Gone are the days when holding a membership of a brokerage was not only an asset but also prestigious. One of the important intermediaries between the customers and stock exchanges, brokerages, have always played a crucial role.
When the trading shifted to online from open outcry model, it deepened the market, helping brokerages grow exponentially since 1995.
However, the recent developments will make stock broking more challenging, though most of the proposals are to improve transparency, fix responsibilities and protect greedy and gullible traders from overtrading.
ASBA in secondary market
The Securities and Exchange Board of India (SEBI), in its recent board meeting, decided to introduce ASBA for secondary market transactions as well. Though the Application Supported by Blocked Amount or ASBA-like facility will be optional for investors as well as stock brokers, industry experts believe SEBI will eventually make it mandatory for all transactions. This will impact float income — earnings from the idle balances of the customers — of brokerages.
Recently, the government hiked securities transaction tax, widely known as STT, on sale of futures and options to an extent of about 25 per cent.

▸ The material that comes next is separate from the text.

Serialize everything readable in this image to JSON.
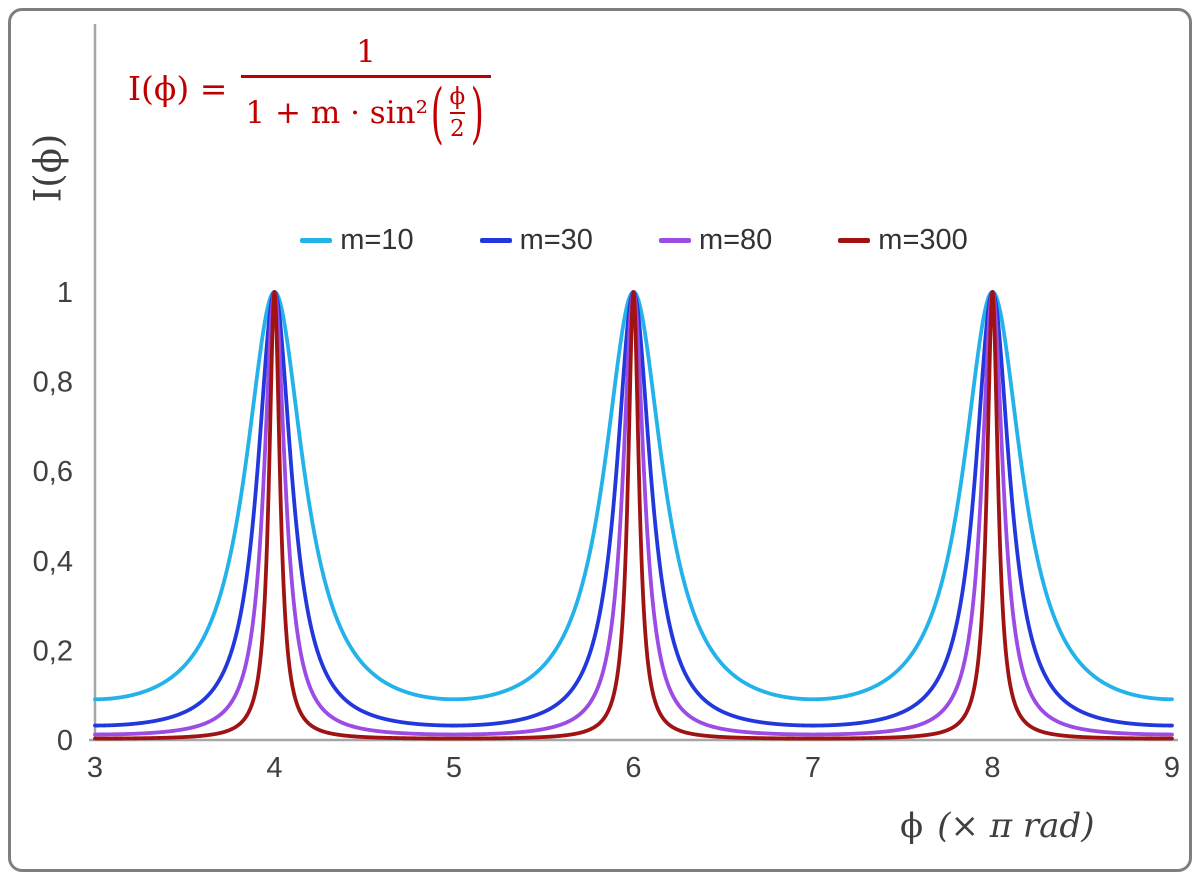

This move is likely to take some sheen off, for retail investors, who have been indulging in heavy trading.
Option volume zooms
Option trading volume has skyrocketed in recent times. The average daily turnover on NSE jumped from ₹26.2-lakh crore in FY21 to ₹71-lakh crore in FY22 and in February 2023, it stood at ₹208.20-lakh crore, as ICICI Securities data has revealed.
The number of of individual traders in index options and stock options went up by nearly 8 and 5 times, respectively, in last three years, according to market regulator SEBI. During FY22, 89 per cent of the individuals who traded in index options, 82 per cent in the stock options incurred average loss of ₹0.77 lakh and ₹0.66 lakh, respectively, SEBI’s study revealed.
Further, the NSE withdrew ‘Do Not Exercise’ facility for trading in stock options, which can also impact trading volumes. All these moves will result in higher cost for participants and, thus, could impact robust momentum seen in volumes over last three fiscals.
Possible game plan
HDFC Securities believes that stronger FinTech discount brokers have levers to offset the loss of float income through a combination of introduction of delivery fee; higher intra-day and F&O trading charges and large volume-led discounts from payment gateways.
“At an aggregate level, moderation in client accretion, tightening of regulations and higher compliance cost are seen leading to a gradual consolidation in the industry. Such anticipated consolidation in the industry is seen as beneficial for existing players, especially incumbents. They are well-placed with diversified source of revenue streams,” said ICICI Securities.
The brokerages will handle these too well, as they have overcome several challenges in the past, for the benefit of all stakeholders.